The National Crime Agency estimates that there are tens of thousands of people being held in modern slavery in the UK, trapped in situations such as forced labour, domestic servitude or sex exploitation. In reality, the number could be far higher and a recent Guardian report on human trafficking highlighted that it is often hidden in plain sight. Last year, there were 5,145 cases reported in the UK and 41% of these involved children under 18. To stop this abhorrent crime, we must all be vigilant and stand watch against those responsible for modern day slavery (MDS), “rooting it out of our communities, leaving no refuge for traffickers”. The NSPCC states that “the signs that a child has been trafficked may not be obvious, but that you might notice unusual behaviour or events”. These could include observations of a child who:
• spends a lot of time doing household chores
• rarely leaves their house, has no freedom of movement and no time for playing
• is orphaned or living apart from their family, often in unregulated private foster care
• lives in substandard accommodation
• isn’t sure which country, city or town they’re in
• is unable or reluctant to give personal details or information about accommodation
• might not be registered with a school or a GP practice
• gives a prepared story which is very similar to stories given by other children
In addition, the NSPCC provides useful guidance on the possible signs that an adult is involved in child trafficking that can help support your decision to report concerns.
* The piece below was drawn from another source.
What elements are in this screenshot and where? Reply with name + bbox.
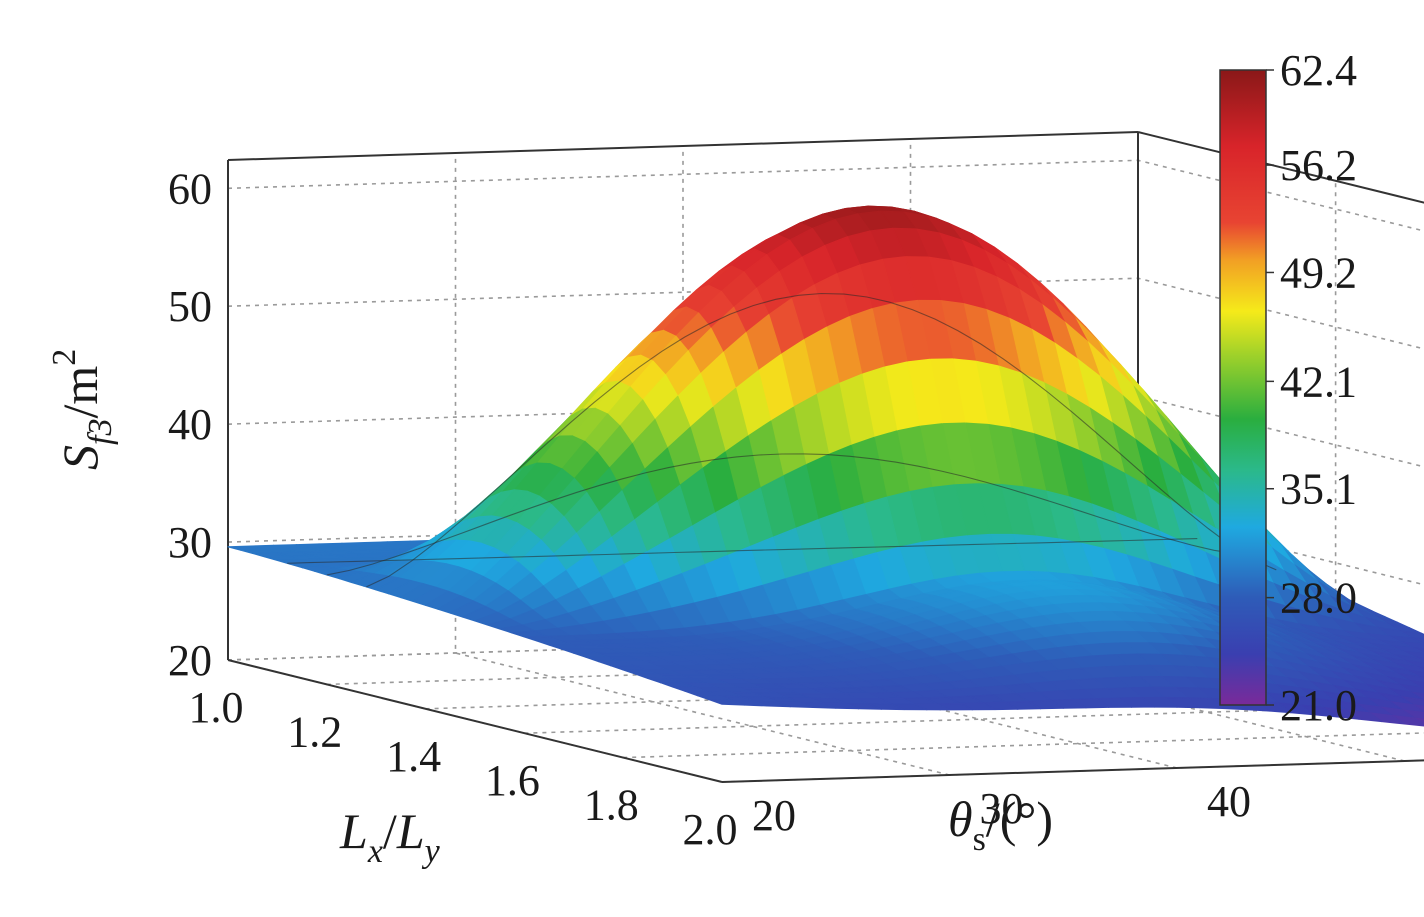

Details of how to respond to suspected cases of MDS are set out in Bracknell Forest LSCB’s online procedures and provide details on the ‘National Referral Mechanism’ for safeguarding victims of slavery. Specific MDS referral and assessment forms can be downloaded directly from the Home Office website which also promotes the use of the Modern Slavery helpline 0800 0121 700.
If you see any suspicious activity, or you feel that something isn’t right follow the above guidance, but remember that you can still contact police online, call 101, or in an emergency dial 999.